In Nuremberg, Pierrepoint has to dispatch up to ten war criminals a day. It is a massive job on a scale for which he did not go prepared.

The British army have constructed a scaffold above ground – unlike the usual discreet prison cell and trap-door gallows – and the guilty are to go by the couple, side-by-side. And this is all to take place in one enormous, cavernous – and very apt, if you excuse the pun – aircraft hanger. The British have created a vast cathedral of hanging, the scaffold as its pulpit and Pierrepoint as its archbishop of retribution.

Nevertheless, Pierrepoint performs his dreadful task with professional brilliance, at great pains to insist on the dignity of the guilty once dead; he is horrified when some are expected to be disposed of without even a wooden coffin: 'No, that's not right', exclaims Spall, the epitome of northern disdain.

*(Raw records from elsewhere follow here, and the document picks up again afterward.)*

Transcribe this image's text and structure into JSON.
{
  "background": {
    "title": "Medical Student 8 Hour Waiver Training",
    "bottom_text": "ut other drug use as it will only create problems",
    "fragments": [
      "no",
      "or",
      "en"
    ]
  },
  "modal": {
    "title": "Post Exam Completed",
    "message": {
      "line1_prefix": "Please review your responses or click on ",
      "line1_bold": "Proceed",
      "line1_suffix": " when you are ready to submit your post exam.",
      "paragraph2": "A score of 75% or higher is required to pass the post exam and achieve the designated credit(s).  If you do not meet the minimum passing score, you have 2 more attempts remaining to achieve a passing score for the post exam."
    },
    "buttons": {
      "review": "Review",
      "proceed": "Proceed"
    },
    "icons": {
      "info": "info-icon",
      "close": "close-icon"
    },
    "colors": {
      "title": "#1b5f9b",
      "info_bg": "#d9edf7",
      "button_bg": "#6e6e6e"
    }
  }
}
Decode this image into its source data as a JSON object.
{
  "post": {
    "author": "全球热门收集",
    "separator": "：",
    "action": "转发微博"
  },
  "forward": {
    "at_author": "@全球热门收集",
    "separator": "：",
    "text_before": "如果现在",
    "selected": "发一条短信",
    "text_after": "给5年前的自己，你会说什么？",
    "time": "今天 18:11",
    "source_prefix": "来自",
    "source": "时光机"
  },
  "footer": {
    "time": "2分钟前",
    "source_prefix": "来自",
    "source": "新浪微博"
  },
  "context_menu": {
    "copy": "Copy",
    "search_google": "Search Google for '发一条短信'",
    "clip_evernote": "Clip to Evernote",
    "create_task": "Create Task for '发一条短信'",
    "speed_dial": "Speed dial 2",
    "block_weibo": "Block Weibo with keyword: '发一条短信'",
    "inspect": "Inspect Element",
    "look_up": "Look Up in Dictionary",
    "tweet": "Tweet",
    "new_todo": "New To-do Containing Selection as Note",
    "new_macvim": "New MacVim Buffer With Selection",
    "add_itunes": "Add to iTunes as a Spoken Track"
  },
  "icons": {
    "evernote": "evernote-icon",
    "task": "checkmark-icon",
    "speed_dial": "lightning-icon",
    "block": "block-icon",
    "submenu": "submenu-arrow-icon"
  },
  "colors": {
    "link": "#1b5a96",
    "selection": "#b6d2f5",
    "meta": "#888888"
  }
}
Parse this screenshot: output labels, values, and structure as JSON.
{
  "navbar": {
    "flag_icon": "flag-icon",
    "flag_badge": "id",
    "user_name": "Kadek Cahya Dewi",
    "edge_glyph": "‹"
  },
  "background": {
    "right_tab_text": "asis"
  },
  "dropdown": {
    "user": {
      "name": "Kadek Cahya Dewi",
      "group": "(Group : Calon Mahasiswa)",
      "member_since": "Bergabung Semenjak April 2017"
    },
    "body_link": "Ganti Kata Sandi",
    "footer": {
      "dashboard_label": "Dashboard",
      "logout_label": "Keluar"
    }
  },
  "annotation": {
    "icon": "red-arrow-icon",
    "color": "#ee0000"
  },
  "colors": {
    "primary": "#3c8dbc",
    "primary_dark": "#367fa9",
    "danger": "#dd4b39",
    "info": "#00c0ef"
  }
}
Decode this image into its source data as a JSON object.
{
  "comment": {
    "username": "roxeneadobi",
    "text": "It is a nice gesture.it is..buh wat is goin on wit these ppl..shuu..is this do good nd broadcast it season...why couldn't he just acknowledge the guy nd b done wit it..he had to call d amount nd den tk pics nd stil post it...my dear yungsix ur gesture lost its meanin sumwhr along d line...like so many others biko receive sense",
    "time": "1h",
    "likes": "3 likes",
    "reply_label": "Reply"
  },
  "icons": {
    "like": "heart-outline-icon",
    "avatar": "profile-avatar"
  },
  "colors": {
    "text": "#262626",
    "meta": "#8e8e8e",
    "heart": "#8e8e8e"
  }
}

For me, the shot of the film – the true emblematic, classy shot that shows the difference between Pierrepoint and everyone else, not least his assistant (a military attaché) sitting beside him as they relax with a cigarette after yet another execution – takes place in this hanger, the cathedral of execution, the height of Pierrepoint's career.

In a close shot, Pierrepoint and his military assistant sit at either end of a table, enjoying a smoke. The military man attempts a philosophical discussion of the magnitude of what they've done. Pierrepoint has no comprehension at all, separated as he is from his assistant by the contents of the rest of the screen – the scaffold in the background, deserted after a day's work.

Pierrepoint was a lonely man yet had a typically northern showman's instinct; with his friend Tish, they perform a Flanagan and Allen style musical medley in the pub. Tish is his only friend in the world, probably more so than his wife.

The most touching scene of the film is at the end when Pierrepoint has to execute James 'Tish' Corbitt (he never knew his true name until then).